The pathetic condition of kin of ‘woodcutters’

Seshachalam encounter Relief money spent on funeral, women looking for jobs

May 23, 2015 12:00 am | Updated 05:58 am IST - Tiruvannamalai:

It is about one and a half months since twenty people from Tamil Nadu, including 12 from Tiruvannamalai district, were killed in Seshachalam forests by the Red Sanders Anti-Smuggling Task Force (RSASTF), allegedly when they were cutting red sanders trees on April 7.

Though the Tamil Nadu government and parties like the AIADMK, DMK, DMDK, TMC and the MDMK gave solatium to the families, there is a yawning gap between the needs of the families and what they got as relief.

In Tiruvannamalai district, 11 of the 12 victims who lost their lives were the main breadwinners.
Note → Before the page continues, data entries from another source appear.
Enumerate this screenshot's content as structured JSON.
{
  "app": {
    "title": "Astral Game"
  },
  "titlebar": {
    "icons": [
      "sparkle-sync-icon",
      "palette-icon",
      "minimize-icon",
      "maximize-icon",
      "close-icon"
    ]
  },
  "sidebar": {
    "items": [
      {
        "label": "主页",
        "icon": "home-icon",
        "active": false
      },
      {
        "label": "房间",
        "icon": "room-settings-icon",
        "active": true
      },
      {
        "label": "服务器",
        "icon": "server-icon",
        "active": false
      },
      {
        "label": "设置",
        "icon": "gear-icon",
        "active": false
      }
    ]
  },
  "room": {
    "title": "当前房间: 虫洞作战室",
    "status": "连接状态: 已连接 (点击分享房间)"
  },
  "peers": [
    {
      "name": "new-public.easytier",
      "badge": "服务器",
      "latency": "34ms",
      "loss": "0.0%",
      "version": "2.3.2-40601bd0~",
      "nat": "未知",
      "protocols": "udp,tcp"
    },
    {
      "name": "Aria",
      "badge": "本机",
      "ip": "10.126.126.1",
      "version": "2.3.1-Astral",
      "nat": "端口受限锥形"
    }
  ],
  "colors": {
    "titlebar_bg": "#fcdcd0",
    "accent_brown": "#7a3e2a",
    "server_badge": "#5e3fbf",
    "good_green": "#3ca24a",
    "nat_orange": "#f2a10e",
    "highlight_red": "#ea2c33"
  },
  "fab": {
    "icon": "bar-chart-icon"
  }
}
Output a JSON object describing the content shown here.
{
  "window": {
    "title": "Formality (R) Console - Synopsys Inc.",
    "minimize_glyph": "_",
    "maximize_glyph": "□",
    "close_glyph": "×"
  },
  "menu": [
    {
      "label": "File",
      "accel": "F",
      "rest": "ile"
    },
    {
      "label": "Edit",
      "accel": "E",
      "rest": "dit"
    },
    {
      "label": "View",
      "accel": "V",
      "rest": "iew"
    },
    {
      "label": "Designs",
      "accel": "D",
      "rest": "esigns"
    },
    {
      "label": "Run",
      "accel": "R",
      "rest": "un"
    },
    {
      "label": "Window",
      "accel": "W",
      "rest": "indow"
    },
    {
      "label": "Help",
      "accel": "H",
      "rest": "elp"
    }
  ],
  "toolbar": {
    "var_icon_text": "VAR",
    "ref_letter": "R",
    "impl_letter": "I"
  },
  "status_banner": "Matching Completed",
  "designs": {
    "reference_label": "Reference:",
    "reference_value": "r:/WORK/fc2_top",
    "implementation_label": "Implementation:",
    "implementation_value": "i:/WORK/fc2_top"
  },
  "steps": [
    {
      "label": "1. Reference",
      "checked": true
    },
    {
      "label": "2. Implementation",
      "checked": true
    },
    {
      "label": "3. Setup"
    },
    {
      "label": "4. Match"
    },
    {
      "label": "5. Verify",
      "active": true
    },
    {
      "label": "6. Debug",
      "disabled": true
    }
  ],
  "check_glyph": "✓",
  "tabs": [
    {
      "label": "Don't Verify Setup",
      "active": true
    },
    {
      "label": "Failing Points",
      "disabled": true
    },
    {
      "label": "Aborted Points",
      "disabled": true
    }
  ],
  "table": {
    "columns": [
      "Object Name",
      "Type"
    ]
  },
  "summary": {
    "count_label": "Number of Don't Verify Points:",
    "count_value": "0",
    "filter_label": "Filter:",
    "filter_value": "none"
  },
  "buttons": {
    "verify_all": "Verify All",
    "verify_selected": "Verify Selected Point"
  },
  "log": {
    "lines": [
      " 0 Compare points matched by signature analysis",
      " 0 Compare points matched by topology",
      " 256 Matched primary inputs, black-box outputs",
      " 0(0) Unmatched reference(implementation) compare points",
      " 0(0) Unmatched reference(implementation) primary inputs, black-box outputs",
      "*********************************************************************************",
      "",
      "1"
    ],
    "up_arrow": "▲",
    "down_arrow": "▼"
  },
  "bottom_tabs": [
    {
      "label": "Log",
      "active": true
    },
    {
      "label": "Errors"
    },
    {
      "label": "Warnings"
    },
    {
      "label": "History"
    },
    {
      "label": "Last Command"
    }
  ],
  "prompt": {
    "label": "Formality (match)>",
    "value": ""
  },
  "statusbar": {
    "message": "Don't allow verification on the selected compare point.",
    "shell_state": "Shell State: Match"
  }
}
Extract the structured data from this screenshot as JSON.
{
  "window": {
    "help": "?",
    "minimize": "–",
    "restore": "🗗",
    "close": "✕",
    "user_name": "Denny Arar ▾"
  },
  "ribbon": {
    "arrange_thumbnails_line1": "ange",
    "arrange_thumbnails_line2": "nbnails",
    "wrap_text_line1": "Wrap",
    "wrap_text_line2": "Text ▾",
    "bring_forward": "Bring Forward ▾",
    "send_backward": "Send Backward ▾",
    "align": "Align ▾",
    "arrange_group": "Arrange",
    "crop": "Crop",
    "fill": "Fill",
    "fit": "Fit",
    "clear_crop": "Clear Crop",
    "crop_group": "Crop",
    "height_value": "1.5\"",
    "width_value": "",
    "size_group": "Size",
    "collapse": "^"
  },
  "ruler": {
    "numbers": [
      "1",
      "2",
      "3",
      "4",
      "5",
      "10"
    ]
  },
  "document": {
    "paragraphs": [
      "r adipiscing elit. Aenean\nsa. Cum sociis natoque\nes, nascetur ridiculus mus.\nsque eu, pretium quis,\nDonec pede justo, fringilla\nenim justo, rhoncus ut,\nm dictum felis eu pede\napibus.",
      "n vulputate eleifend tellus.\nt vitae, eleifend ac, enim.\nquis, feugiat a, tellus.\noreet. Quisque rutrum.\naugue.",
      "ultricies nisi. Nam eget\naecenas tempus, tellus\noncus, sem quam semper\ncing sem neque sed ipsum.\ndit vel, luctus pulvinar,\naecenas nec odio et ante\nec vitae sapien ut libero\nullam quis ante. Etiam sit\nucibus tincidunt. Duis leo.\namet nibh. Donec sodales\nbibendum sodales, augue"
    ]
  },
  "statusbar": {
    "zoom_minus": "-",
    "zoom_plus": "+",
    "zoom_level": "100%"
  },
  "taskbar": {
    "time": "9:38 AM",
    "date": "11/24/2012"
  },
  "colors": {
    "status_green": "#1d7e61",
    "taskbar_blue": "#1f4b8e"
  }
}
Their impoverished widows and parents are finding it difficult to make ends meet.

With the money they got as compensation, they conducted the funeral and related rituals and are left with very little.

They are badly in need of employment.

The humble brick and mud house of Mahendran, only graduate among the victims, located near their small piece of land in Murugapadi village was built by his ancestor.

When Mahendran started earning, the family was hopeful of better days.

“His elder brother does not earn much. We were all relying on Mahendran. As he has gone, I have started tilling land myself again,” said his father Sivaji.

When this correspondent went to his place, the 60-year-old man was tilling the land.

Munusamy’s family in Murugapadi kollakottai is equally in dire straits.

The family members are living in a shed which has a roof made of palm leaves adjacent to a piece of land. His wife Thanjiyammal and mother Padma look frail. They have no men left in the family and the women have to take care of two toddlers Munusamy left behind.

“I have repaid around Rs.1 lakh loan, met the family expenditure and paid for the rituals from the solatium money. I have no idea how I am going to manage in future. As a woman I cannot go to work at least for six months, I cannot rely on wage labour.”